シャーマンの血筋印伝織之助は恋愛不能男。婚約者と別れた織之助と出会い、縁を結んだ美山くくり。平凡に波風なく暮らしたかったくくりだが、織之助の一所懸命な姿に惹かれていく。
『逃げるは恥だが役に立つ』の大ヒットや昨今の世相からか、女性向け作品で恋愛にクールな男性が増えました。恋愛が趣味化し、物語上恋愛・結婚に理由が必要な場合も増えました。織之助は家を継ぐことを強く願っており、相手のことはあまり見えていませんでした。くくりは波風なく暮らしたい。動機がちぐはぐな2人ですが、少しづつ心を通わせていく流れは、初々しくていいですね。元婚約者の五十鈴や織之助の母など周りの人物も暖かく、ぎこちない2人を応援してくれます。

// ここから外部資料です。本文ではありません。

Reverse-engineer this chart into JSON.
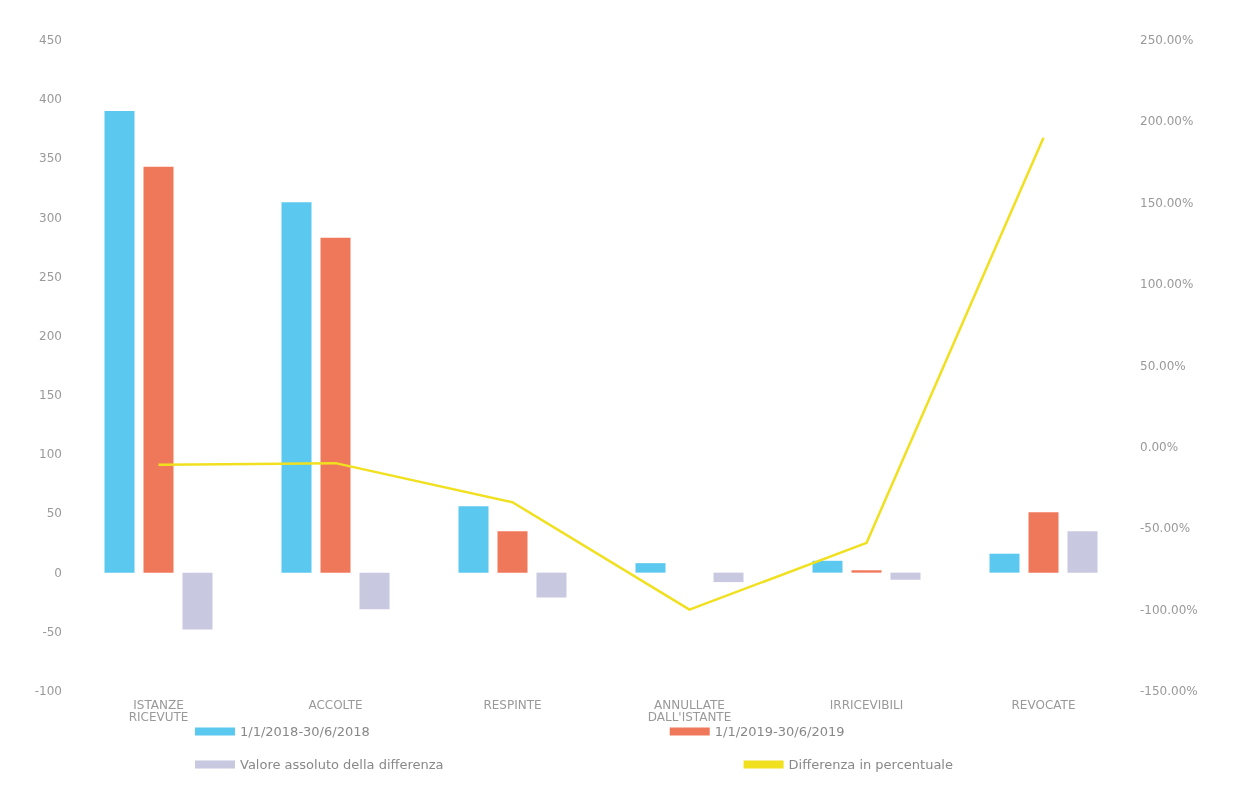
{
  "chart_data": {
    "type": "bar",
    "categories": [
      "ISTANZE\nRICEVUTE",
      "ACCOLTE",
      "RESPINTE",
      "ANNULLATE\nDALL'ISTANTE",
      "IRRICEVIBILI",
      "REVOCATE"
    ],
    "series": [
      {
        "name": "1/1/2018-30/6/2018",
        "color": "#5bc8ef",
        "values": [
          390,
          313,
          56,
          8,
          10,
          16
        ]
      },
      {
        "name": "1/1/2019-30/6/2019",
        "color": "#f0785a",
        "values": [
          343,
          283,
          35,
          0,
          2,
          51
        ]
      },
      {
        "name": "Valore assoluto della differenza",
        "color": "#c8c8e0",
        "values": [
          -48,
          -31,
          -21,
          -8,
          -6,
          35
        ]
      },
      {
        "name": "Differenza in percentuale",
        "type": "line",
        "axis": "y2",
        "color": "#f0e020",
        "values": [
          -11,
          -10,
          -34,
          -100,
          -59,
          190
        ]
      }
    ],
    "ylim": [
      -100,
      450
    ],
    "yticks": [
      -100,
      -50,
      0,
      50,
      100,
      150,
      200,
      250,
      300,
      350,
      400,
      450
    ],
    "y2lim": [
      -150,
      250
    ],
    "y2ticks": [
      {
        "value": -150,
        "label": "-150.00%"
      },
      {
        "value": -100,
        "label": "-100.00%"
      },
      {
        "value": -50,
        "label": "-50.00%"
      },
      {
        "value": 0,
        "label": "0.00%"
      },
      {
        "value": 50,
        "label": "50.00%"
      },
      {
        "value": 100,
        "label": "100.00%"
      },
      {
        "value": 150,
        "label": "150.00%"
      },
      {
        "value": 200,
        "label": "200.00%"
      },
      {
        "value": 250,
        "label": "250.00%"
      }
    ],
    "grid": false,
    "legend": "bottom",
    "marker": "none",
    "line_style": "solid"
  }
}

京都の神社文化を取り扱っていて、寺社仏閣・京都が好きだと出てくるワードを細かく調べるだけでも楽しめます。元ネタの懸想文売りや納涼床、曲水の宴知ってると楽しみどころが増えます。個人的にくくりが平安装束纏うシーンがなんか好きです。物語上の必要性薄くても、絵的に映える展開は必要ですよね。